Кружилась угарная голова и чары еще не выветрились на озерном ветру, и я с тревогой сился припомнить: что же привиделось в упокое прозрачно-зеленой воды?.. что наплыло к расширенно замершим, то ли видящим, то ли не видящим глазам?.. что нашепталось ушам, в оцепенении чутко скрадывающим в кромешной тиши певуче тихие и протяжно манящие голоса?.. Но вспомнить ничего не удавалось, а когда память напрягалась и вытягивалась назад во времени и, затаившись, вслушивалась в себя, когда чудилось, вот-вот прозвучит ответ, перед глазами начинает проявляться водянисто-голубой, размытй лик, еще неразборчиво погудывает, глухо рокочет далекий-далекий голос… тут же, словно с петель, перед памятью срывались темные ставни, перед глазами все меркло, в голове мутилось, позванивало эхом дальнего голоса, а в виски стучала глуховатая боль…
Ощущение было счастливым и жутковатым — все в теплой, живой сути противилось странному и манящему видению, но и влекло к нему, охватывая ледяным, чистым холодом, который, чудно подменившись, казался уже и не холодом — теплом, ласковым и желанным. Боль в голове стихала, и было непривычно легко, словно прозрачная вода пролилась сквозь меня, вымыв тяжелый илистый нанос.
Хотя я и брел к берегу, но все во мне было еще замороженно, не готово к жизни, особенно — глаза, ничего не видящие перед собой, не видящие соседских ребят, счастливо гомонящих на льду и, кажется, зовущих меня; крики и смех, как сквозь лед, доплывали глухо, ослабленно, да я, оберегая в себе озерной покой, и не пытался разобрать крики, а, подальше обходя уличных дружков, молил, чтобы никто не кинулся ко мне весело тормошить, потому что с болезненным страхом казалось: толкни со всего пылу, и все во мне тут же рассыплется ледяными острыми осколками.
* * *
Тут уж, горько ни горько, а сознаюсь как на духу, что маленьким я за версту обходил гомонливые ребячьи игры, словно умудрился наперед своих малых годов; да и заполошные игры на лесах сохнущего сруба либо на льду или приозерной горке — с берданами из осины и березовыми мечами да саблями — игры эдакие нередко вершились спором, дракой и красной юшкой из носа; а драк я, смирный телок, боялся пуще огня. Бог весть, отчего и когда угарным жаром вдохнулся в душу мою безумный страх: может, хмельной и буйный родич напугал, когда я, титешник, качался в подвешанной к потолочной матице, берестяной зыбке, как на зыбистой волне; а может, страх загнали в меня, малого, крикливые мужики и бабы, о святки ряженные в бесовские хари, плящущие, как нежить на лысой горе?.. Словом, драк я страшился, а при виде людской крови чуть ли не бился в родимчике — внизу живота сосуще и больно сжималось, начинало всего колотить частой и видной глазу дрожью; и ничего я не мог поделать с собой, хотя и стыдно было, и противно от сознания страха и бессилия перед чужим грубым напором.

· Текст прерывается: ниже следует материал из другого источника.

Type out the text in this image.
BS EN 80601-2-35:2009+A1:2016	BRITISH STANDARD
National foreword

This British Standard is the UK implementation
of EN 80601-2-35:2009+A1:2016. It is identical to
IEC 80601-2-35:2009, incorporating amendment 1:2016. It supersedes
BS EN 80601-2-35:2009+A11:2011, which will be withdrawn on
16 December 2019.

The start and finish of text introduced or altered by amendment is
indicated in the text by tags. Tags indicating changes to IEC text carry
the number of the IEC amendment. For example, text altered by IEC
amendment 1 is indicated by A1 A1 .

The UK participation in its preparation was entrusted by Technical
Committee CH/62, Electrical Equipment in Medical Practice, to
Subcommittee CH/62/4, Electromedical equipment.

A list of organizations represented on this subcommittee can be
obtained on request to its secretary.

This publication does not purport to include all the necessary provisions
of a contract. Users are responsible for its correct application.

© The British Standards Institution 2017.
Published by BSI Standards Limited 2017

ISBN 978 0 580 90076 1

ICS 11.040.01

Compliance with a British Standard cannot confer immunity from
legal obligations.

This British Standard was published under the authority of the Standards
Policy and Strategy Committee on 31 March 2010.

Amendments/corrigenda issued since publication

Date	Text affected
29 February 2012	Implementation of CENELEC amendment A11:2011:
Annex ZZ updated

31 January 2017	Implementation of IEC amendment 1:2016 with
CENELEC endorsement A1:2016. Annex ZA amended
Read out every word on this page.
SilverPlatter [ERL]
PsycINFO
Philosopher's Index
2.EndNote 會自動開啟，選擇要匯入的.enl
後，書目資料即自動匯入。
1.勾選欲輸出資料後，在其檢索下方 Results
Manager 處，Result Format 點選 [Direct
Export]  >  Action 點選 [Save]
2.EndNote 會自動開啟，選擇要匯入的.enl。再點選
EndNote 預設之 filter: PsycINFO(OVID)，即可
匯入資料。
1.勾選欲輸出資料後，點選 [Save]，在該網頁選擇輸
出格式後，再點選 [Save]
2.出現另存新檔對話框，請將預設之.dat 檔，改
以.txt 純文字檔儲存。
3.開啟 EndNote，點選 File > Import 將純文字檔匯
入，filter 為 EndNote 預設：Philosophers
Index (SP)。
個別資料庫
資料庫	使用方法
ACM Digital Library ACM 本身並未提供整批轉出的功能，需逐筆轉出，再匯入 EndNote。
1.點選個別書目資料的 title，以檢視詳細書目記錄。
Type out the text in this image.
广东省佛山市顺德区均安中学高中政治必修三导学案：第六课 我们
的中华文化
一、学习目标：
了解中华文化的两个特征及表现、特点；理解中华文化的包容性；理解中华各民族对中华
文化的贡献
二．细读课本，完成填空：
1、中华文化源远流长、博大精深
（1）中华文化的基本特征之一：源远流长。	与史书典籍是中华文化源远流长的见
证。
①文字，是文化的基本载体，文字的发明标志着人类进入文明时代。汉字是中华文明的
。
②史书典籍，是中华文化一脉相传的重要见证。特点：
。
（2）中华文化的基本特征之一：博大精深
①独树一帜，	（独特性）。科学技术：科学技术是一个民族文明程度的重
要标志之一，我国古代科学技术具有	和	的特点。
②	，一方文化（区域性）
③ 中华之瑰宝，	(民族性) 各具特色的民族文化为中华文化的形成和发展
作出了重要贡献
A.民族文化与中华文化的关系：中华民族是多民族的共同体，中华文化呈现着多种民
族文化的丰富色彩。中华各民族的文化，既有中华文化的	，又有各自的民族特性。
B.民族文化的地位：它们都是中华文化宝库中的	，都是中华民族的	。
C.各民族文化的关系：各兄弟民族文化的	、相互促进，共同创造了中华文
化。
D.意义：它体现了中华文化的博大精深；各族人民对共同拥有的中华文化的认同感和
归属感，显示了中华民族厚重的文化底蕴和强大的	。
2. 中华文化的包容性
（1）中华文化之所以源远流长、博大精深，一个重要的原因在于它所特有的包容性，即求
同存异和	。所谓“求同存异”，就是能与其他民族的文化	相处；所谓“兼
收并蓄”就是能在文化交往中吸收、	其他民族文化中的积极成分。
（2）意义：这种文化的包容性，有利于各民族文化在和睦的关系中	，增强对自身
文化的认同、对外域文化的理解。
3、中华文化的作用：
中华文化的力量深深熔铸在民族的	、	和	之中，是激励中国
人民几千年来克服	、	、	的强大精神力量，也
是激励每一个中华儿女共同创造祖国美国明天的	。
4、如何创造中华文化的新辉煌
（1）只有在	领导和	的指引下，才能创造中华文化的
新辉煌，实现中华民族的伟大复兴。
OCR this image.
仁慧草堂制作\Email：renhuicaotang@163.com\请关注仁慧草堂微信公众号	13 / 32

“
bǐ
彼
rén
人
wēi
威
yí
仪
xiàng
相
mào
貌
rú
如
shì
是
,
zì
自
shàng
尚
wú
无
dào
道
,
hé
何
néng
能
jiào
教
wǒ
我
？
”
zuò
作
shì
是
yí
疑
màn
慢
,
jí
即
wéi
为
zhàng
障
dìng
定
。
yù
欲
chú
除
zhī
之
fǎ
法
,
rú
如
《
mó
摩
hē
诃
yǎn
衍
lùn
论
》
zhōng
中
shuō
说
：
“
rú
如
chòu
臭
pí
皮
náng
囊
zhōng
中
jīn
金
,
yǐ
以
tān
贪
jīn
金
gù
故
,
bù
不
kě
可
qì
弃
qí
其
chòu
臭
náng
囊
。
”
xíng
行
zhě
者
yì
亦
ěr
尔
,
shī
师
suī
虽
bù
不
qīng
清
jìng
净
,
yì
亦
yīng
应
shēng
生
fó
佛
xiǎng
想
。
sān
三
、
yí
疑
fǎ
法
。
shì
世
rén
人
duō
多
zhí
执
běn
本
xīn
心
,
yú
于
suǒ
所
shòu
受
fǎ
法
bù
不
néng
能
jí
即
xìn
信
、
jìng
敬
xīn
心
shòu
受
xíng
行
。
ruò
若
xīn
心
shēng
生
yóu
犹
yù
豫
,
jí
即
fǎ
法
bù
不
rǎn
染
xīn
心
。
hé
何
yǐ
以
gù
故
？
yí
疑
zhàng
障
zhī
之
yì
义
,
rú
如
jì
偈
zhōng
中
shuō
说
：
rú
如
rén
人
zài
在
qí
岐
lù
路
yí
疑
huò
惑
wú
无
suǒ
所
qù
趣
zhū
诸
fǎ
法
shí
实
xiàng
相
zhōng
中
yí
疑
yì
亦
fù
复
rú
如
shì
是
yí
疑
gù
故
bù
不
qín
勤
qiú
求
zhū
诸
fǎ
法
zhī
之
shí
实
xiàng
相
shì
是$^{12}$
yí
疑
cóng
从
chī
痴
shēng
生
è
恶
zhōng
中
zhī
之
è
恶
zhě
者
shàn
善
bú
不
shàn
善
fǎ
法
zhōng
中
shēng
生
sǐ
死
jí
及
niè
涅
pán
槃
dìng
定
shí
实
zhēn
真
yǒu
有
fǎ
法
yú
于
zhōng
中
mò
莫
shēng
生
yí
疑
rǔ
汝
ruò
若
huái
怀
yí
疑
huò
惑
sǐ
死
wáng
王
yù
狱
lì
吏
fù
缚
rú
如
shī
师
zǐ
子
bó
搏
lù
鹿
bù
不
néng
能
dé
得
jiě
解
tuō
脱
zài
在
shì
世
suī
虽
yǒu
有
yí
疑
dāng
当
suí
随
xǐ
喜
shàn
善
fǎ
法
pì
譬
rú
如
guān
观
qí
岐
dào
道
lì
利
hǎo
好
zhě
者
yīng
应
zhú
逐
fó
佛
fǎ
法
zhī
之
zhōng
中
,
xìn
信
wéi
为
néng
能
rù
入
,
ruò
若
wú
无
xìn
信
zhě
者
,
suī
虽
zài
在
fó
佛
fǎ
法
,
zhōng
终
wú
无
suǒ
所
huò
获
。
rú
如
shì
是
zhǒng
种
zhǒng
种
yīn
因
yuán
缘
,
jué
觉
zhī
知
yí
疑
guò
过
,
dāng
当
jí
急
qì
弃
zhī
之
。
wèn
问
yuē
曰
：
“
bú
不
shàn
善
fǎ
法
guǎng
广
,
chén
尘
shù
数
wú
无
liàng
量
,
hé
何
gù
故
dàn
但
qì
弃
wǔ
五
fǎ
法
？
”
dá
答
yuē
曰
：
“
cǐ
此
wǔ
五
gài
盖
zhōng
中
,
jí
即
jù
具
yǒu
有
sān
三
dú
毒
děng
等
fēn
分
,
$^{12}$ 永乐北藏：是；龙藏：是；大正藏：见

Но, как ни крути, ни верти, а драться доводилось – на то и озорное озерное детство – вернее, угощаться… кому пироги да пышки, а кому синяки да шишки. Хотя …обидно, смешно и грешно… Бог смалу не обидел силушкой, и в пятнадцать лет я мог любого сверстника забороть, но бить в лицо, в живые испуганные глаза… словно плюнуть в икону Божью. Бить рука не подымалась. А ведь тешился пудовыми гирями, играюче метал и жал двухпудовую, да, похваляясь перед соседями, азартно таскал с озера трехведерные бидоны с водой. Взвалив на загорбок, бахвально волок полторы версты, отчего, дурак, и не вырос, в корень ушел… коренастый… навечно придавился цинковым бидоном к матушке земле, отчего и смахивал на малую подворотную дворнягу, породистая башка которой словно прилажена от большой и путней зверовой лайки.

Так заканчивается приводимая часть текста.